Spin–Orbit Gaps in Carbynes

Abstract

The effect of spin–orbit interaction on the band structures of the monatomic carbon chains, called the carbynes, is calculated in terms of a linear augmented cylindrical wave method. Because of the cylindrical symmetry of carbynes, the twofold orbitally degenerate π bands correspond to the semiclassical clockwise and anticlockwise rotational motion of electrons around the symmetry axis. In the absence of spin–orbit interaction with the two possible directions of spin, the π bands would be the fourfold degenerate ones. The spin and orbital motion of electrons are coupled, thereby splitting the fourfold degeneracy. Each π sub-band still has the twofold degeneracy, the spin polarization direction between degenerate two bands being opposite to each other.

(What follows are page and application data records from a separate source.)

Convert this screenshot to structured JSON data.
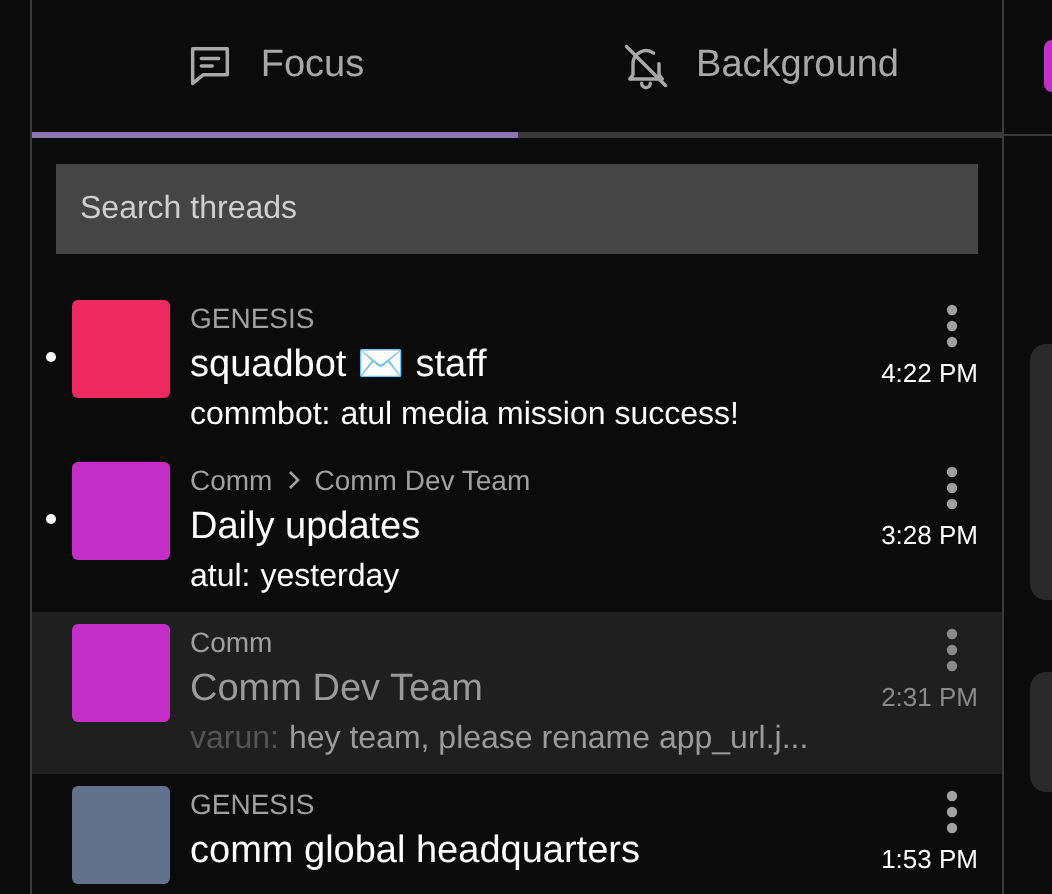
{
  "tabs": [
    {
      "label": "Focus",
      "kind": "focus",
      "selected": true
    },
    {
      "label": "Background",
      "kind": "background",
      "selected": false
    }
  ],
  "search": {
    "placeholder": "Search threads"
  },
  "threads": [
    {
      "unread": true,
      "selected": false,
      "color": "#ee2a63",
      "community": [
        "GENESIS"
      ],
      "title": "squadbot ✉️ staff",
      "author": "commbot:",
      "message": "atul media mission success!",
      "time": "4:22 PM"
    },
    {
      "unread": true,
      "selected": false,
      "color": "#c42fc8",
      "community": [
        "Comm",
        "Comm Dev Team"
      ],
      "title": "Daily updates",
      "author": "atul:",
      "message": "yesterday",
      "time": "3:28 PM"
    },
    {
      "unread": false,
      "selected": true,
      "color": "#c42fc8",
      "community": [
        "Comm"
      ],
      "title": "Comm Dev Team",
      "author": "varun:",
      "message": "hey team, please rename app_url.j...",
      "time": "2:31 PM"
    },
    {
      "unread": false,
      "selected": false,
      "color": "#62728d",
      "community": [
        "GENESIS"
      ],
      "title": "comm global headquarters",
      "time": "1:53 PM"
    }
  ]
}
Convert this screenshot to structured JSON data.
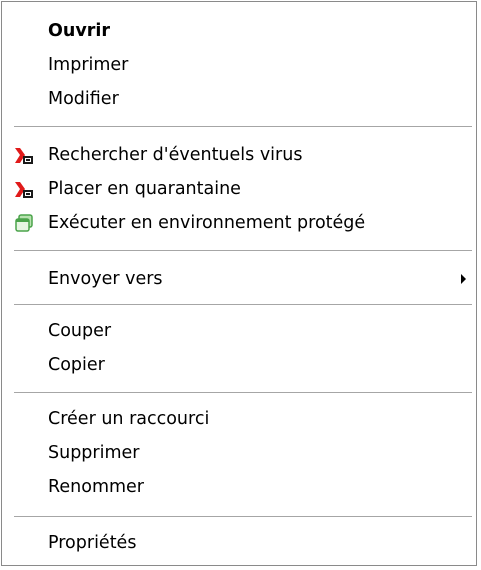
{
  "menu": {
    "items": [
      {
        "label": "Ouvrir",
        "icon": null,
        "bold": true
      },
      {
        "label": "Imprimer",
        "icon": null
      },
      {
        "label": "Modifier",
        "icon": null
      },
      {
        "label": "Rechercher d'éventuels virus",
        "icon": "kaspersky-scan-icon"
      },
      {
        "label": "Placer en quarantaine",
        "icon": "kaspersky-quarantine-icon"
      },
      {
        "label": "Exécuter en environnement protégé",
        "icon": "sandbox-window-icon"
      },
      {
        "label": "Envoyer vers",
        "icon": null,
        "submenu": true
      },
      {
        "label": "Couper",
        "icon": null
      },
      {
        "label": "Copier",
        "icon": null
      },
      {
        "label": "Créer un raccourci",
        "icon": null
      },
      {
        "label": "Supprimer",
        "icon": null
      },
      {
        "label": "Renommer",
        "icon": null
      },
      {
        "label": "Propriétés",
        "icon": null
      }
    ]
  },
  "colors": {
    "text": "#000000",
    "separator": "#a6a6a6",
    "border": "#8a8a8a",
    "kaspersky_red": "#e01a1a",
    "sandbox_green": "#4aa34a"
  }
}
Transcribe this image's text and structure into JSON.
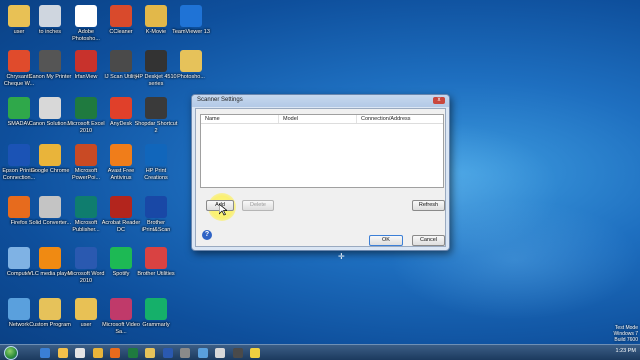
{
  "desktop": {
    "icons": [
      {
        "label": "user",
        "icon": "user-folder-icon",
        "color": "#e8c155"
      },
      {
        "label": "to inches",
        "icon": "recycle-bin-icon",
        "color": "#cfd6df"
      },
      {
        "label": "Adobe Photosho...",
        "icon": "adobe-photoshop-icon",
        "color": "#ffffff"
      },
      {
        "label": "CCleaner",
        "icon": "ccleaner-icon",
        "color": "#d94a2c"
      },
      {
        "label": "K-Movie",
        "icon": "film-folder-icon",
        "color": "#e2b84a"
      },
      {
        "label": "TeamViewer 13",
        "icon": "teamviewer-icon",
        "color": "#1f73d6"
      },
      {
        "label": "Chrysanth Cheque W...",
        "icon": "cheque-writer-icon",
        "color": "#e04b2c"
      },
      {
        "label": "Canon My Printer",
        "icon": "printer-icon",
        "color": "#555555"
      },
      {
        "label": "IrfanView",
        "icon": "irfanview-icon",
        "color": "#c8322c"
      },
      {
        "label": "IJ Scan Utility",
        "icon": "scanner-icon",
        "color": "#4a4a4a"
      },
      {
        "label": "HP Deskjet 4510 series",
        "icon": "hp-printer-icon",
        "color": "#333333"
      },
      {
        "label": "Photosho...",
        "icon": "folder-icon",
        "color": "#e6c25a"
      },
      {
        "label": "SMADAV",
        "icon": "smadav-icon",
        "color": "#2fa84a"
      },
      {
        "label": "Canon Solution...",
        "icon": "canon-icon",
        "color": "#d8d8d8"
      },
      {
        "label": "Microsoft Excel 2010",
        "icon": "excel-icon",
        "color": "#1f7a3f"
      },
      {
        "label": "AnyDesk",
        "icon": "anydesk-icon",
        "color": "#e0402a"
      },
      {
        "label": "Shopdar Shortcut 2",
        "icon": "shop-icon",
        "color": "#3a3a3a"
      },
      {
        "label": "Epson Printer Connection...",
        "icon": "epson-icon",
        "color": "#1b53b5"
      },
      {
        "label": "Google Chrome",
        "icon": "chrome-icon",
        "color": "#e9b43a"
      },
      {
        "label": "Microsoft PowerPoi...",
        "icon": "powerpoint-icon",
        "color": "#c94a24"
      },
      {
        "label": "Avast Free Antivirus",
        "icon": "avast-icon",
        "color": "#f07d1a"
      },
      {
        "label": "HP Print Creations",
        "icon": "hp-creations-icon",
        "color": "#1166bb"
      },
      {
        "label": "Firefox",
        "icon": "firefox-icon",
        "color": "#e76b1d"
      },
      {
        "label": "Solid Converter...",
        "icon": "solid-converter-icon",
        "color": "#c4c4c4"
      },
      {
        "label": "Microsoft Publisher...",
        "icon": "publisher-icon",
        "color": "#0f7d6e"
      },
      {
        "label": "Acrobat Reader DC",
        "icon": "acrobat-icon",
        "color": "#b3251d"
      },
      {
        "label": "Brother iPrint&Scan",
        "icon": "brother-icon",
        "color": "#1948a6"
      },
      {
        "label": "Computer",
        "icon": "computer-icon",
        "color": "#7fb2e4"
      },
      {
        "label": "VLC media player",
        "icon": "vlc-icon",
        "color": "#f08a12"
      },
      {
        "label": "Microsoft Word 2010",
        "icon": "word-icon",
        "color": "#2a59b0"
      },
      {
        "label": "Spotify",
        "icon": "spotify-icon",
        "color": "#1db954"
      },
      {
        "label": "Brother Utilities",
        "icon": "brother-utilities-icon",
        "color": "#d94242"
      },
      {
        "label": "Network",
        "icon": "network-icon",
        "color": "#5aa0dd"
      },
      {
        "label": "Custom Program",
        "icon": "program-folder-icon",
        "color": "#e6c25a"
      },
      {
        "label": "user",
        "icon": "user-folder-icon",
        "color": "#e8c155"
      },
      {
        "label": "Microsoft Video Sa...",
        "icon": "video-icon",
        "color": "#c03a6a"
      },
      {
        "label": "Grammarly",
        "icon": "grammarly-icon",
        "color": "#15b06a"
      }
    ]
  },
  "dialog": {
    "title": "Scanner Settings",
    "close_label": "x",
    "columns": [
      "Name",
      "Model",
      "Connection/Address"
    ],
    "buttons": {
      "add": "Add",
      "delete": "Delete",
      "refresh": "Refresh",
      "ok": "OK",
      "cancel": "Cancel"
    },
    "help_label": "?"
  },
  "taskbar": {
    "time": "1:23 PM",
    "apps": [
      "start-icon",
      "ie-icon",
      "explorer-icon",
      "media-icon",
      "chrome-icon",
      "firefox-icon",
      "excel-icon",
      "folder-icon",
      "word-icon",
      "settings-icon",
      "photo-icon",
      "canon-icon",
      "scanner-icon",
      "mail-icon"
    ]
  },
  "watermark": {
    "line1": "Test Mode",
    "line2": "Windows 7",
    "line3": "Build 7600"
  }
}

In a cumulenic carbyne with the double bonds (...═C═C═...), the splitting of π band at the Fermi energy region is equal to 2.4 meV, but the metallic character of band structure is not broken by spin–orbit interaction. In the semiconducting polyynic carbyne with alternating single and triple bonds (...–C≡C–C≡C–...), the spin–orbit gaps are different for the highest valence band (3.1 meV) and the lowest conduction band (2.1 meV). The spin–orbit gaps in carbyne are about 2 or 3 times smaller than the spin–orbit splitting (6 meV) in the carbon atom. In carbyne, the spin–orbit interaction is larger than that in carbon nanotubes because of the larger curvature of electron orbits encircling the carbyne chains; the larger spin–orbit coupling can be attractive for new experiments and applications.